What constitutes a "secondary" issue within Christianity is not a difficult thing to determine. I don't think, anyway. There is constant debate about so-called secondary issues - those issues that are not essential to the Christian faith as far as salvation. Recently I have read a number of things about this, and quite a few people seem to think that secondary issues are made primary depending on who it is doing the deciding, and we'll never come to agreement. So, it's a hopeless topic. But, hey folks, I think it is easier than most people think.
The essentials of the Christian faith are not difficult to identify. The virgin birth, the real and actual death, burial and resurrection of Christ. The Lordship of Christ.

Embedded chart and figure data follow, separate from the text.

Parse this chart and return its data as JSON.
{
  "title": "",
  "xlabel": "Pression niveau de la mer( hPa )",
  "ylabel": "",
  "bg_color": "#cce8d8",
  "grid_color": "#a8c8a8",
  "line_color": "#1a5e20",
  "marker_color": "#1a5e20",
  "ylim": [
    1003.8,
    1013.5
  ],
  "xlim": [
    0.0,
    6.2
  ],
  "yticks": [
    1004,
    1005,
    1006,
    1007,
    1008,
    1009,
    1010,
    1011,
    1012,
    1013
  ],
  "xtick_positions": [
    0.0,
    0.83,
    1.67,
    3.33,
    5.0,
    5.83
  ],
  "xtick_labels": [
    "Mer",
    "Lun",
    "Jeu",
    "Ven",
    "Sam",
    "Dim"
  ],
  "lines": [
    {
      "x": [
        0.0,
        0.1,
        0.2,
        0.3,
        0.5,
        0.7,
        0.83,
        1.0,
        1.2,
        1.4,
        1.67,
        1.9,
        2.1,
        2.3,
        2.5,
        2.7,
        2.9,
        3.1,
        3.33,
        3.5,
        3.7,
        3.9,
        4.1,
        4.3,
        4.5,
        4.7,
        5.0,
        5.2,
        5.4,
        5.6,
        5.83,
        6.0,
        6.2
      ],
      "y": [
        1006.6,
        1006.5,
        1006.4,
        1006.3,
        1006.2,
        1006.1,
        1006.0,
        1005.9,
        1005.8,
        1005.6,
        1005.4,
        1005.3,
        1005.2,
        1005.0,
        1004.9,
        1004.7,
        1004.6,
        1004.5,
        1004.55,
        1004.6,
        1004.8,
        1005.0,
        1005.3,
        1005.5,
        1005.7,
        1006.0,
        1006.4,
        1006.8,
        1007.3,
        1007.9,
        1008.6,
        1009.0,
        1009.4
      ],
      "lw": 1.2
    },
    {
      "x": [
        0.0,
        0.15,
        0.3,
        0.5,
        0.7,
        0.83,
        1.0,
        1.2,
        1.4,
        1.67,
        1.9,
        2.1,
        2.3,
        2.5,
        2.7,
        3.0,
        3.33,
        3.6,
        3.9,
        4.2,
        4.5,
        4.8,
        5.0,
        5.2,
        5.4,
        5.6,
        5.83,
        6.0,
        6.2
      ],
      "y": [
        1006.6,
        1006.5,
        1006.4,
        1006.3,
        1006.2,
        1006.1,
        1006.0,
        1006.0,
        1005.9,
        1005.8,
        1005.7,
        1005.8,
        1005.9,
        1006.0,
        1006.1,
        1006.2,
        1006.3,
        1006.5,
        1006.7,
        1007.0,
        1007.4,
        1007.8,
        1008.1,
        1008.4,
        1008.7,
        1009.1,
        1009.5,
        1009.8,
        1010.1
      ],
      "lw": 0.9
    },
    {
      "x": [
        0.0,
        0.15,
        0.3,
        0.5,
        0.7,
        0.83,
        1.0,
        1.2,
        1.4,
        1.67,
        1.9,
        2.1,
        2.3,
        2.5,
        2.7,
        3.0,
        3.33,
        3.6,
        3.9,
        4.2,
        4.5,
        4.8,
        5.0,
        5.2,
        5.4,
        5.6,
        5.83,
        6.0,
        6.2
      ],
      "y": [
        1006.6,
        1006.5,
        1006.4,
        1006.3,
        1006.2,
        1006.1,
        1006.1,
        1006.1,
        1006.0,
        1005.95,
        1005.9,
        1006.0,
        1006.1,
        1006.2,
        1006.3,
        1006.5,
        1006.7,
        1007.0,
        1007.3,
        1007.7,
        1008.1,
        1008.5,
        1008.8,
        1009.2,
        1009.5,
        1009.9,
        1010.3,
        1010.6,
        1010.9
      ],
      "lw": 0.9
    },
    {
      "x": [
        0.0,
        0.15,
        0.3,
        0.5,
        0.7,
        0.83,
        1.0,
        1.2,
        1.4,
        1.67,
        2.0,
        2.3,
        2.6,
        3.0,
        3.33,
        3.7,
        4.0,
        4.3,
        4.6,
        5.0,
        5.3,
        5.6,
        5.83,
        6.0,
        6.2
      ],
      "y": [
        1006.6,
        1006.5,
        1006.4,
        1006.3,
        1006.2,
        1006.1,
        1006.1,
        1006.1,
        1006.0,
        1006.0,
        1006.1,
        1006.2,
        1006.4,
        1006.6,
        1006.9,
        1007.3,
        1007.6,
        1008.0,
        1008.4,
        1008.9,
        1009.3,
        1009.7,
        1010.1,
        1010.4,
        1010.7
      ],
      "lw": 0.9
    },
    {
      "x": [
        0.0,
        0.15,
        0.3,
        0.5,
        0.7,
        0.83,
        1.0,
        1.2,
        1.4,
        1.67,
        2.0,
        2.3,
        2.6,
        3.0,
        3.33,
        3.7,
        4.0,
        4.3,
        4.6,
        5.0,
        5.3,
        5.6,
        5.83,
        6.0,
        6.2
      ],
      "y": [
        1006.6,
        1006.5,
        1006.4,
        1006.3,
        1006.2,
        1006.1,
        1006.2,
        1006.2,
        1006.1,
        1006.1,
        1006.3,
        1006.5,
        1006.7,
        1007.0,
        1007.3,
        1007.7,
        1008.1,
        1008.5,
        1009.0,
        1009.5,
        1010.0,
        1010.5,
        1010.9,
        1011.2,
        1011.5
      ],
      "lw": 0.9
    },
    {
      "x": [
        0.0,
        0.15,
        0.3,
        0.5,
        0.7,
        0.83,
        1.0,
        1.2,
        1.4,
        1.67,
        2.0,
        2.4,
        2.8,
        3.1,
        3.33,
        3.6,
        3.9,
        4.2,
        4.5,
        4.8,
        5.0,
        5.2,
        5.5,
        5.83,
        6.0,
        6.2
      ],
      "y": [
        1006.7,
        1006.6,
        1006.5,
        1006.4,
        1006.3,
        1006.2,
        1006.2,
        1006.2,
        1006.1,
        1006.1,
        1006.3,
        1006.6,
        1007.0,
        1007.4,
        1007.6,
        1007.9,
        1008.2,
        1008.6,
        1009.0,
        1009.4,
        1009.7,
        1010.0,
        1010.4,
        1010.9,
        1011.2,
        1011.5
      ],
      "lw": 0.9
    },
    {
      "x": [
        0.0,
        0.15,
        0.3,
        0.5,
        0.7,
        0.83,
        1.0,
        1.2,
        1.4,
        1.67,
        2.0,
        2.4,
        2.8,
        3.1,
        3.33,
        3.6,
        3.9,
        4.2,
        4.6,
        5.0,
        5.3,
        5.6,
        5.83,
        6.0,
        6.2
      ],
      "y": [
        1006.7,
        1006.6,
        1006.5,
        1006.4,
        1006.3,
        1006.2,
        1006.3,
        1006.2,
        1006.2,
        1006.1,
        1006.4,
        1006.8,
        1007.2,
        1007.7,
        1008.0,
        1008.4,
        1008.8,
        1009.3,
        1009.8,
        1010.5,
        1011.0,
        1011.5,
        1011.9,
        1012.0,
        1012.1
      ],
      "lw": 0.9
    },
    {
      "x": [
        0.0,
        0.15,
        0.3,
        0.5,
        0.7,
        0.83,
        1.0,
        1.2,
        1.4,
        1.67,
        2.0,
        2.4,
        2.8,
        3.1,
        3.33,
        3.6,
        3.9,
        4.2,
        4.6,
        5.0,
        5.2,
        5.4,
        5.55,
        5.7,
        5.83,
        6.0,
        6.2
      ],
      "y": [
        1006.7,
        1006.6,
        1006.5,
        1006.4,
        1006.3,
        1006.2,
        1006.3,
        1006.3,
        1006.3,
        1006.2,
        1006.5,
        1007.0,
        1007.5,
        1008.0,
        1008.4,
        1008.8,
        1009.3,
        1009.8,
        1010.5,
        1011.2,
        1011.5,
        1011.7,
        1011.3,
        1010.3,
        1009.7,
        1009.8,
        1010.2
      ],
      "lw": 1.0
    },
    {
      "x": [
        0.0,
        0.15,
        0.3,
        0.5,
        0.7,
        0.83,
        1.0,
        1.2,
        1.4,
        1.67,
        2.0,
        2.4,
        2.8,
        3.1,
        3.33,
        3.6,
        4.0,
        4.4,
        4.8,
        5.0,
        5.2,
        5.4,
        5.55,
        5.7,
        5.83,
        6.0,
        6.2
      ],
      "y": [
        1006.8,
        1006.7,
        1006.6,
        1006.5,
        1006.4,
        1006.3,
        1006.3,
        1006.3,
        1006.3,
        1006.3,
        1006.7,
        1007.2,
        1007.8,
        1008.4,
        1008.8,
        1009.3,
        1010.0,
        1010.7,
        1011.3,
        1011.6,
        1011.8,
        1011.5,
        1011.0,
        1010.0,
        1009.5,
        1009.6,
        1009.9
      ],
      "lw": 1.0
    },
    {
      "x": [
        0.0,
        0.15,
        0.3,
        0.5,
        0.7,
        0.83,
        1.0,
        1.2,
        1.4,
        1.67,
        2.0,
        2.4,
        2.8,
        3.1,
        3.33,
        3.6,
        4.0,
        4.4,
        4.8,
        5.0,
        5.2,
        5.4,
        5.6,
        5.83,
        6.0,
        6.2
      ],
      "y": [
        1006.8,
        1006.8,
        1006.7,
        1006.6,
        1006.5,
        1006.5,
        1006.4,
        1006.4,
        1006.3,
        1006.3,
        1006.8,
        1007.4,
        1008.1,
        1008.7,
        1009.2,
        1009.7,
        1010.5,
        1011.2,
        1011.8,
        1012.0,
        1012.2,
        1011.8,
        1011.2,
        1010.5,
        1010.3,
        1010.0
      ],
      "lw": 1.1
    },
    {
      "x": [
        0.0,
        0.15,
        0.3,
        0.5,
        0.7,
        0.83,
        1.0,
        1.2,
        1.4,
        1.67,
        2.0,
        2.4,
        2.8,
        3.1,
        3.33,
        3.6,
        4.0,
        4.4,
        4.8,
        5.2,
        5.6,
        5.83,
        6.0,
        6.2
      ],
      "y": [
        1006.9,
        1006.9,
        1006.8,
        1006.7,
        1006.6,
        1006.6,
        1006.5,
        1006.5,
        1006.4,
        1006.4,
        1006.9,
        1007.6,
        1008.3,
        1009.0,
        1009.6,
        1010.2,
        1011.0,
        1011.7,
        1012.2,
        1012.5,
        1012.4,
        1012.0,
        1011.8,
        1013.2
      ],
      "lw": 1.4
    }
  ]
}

The gospel. The second coming, and so on. These things have been held throughout history by the majority of the church, and they continue to be core beliefs. The early creeds are an example. Whether somebody drinks beer or wears certain clothes or allows their daughter to go to college or has a certain form of church government or whether women wear pants or even whether somebody sprinkles or dunks during baptism simply aren't essential doctrines. People make them out to be, and that's the problem. Denying that Jesus came in the flesh is a major problem, but denying that every last Christian child must be homeschooled isn't.

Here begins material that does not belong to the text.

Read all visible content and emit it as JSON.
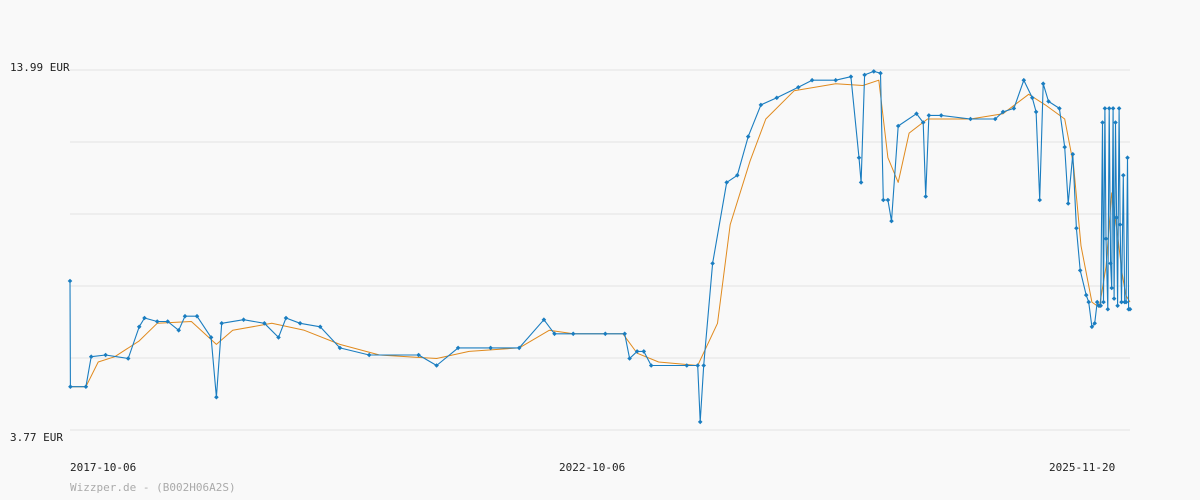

And there's a big difference between having convictions that you un-hypocritically hold to and judging other people based on those convictions. The list of trivial things that are used to judge and condemn people - even to an eternity in hell - doesn't end. Think about it. God is going to cast a professing Christian into the lake of fire on judgment day to spend an eternity in hell because they drank a beer now and then? Because they wear the latest fashions and dress well? God is going to let you into heaven but stick you in a golden corner with a jewel laden dunce cap on because you baptized people the wrong way? Think about what that means. We would be willing to wish the worst on our brothers and sisters because of our personal preferences and pet doctrines? What kind of Christian attitude is that? It's the kind of attitude that Jesus says will condemn the Pharisees.
I'm not claiming innocence on this, as I spent a good amount of time in legalistic churches and groups, and learned how to judge people harshly on secondary issues. But once God shows you the ugliness of it all, it is refreshing to not waste so much energy on condemning others. It's a freeing thing. And that's one of the things that Jesus came for.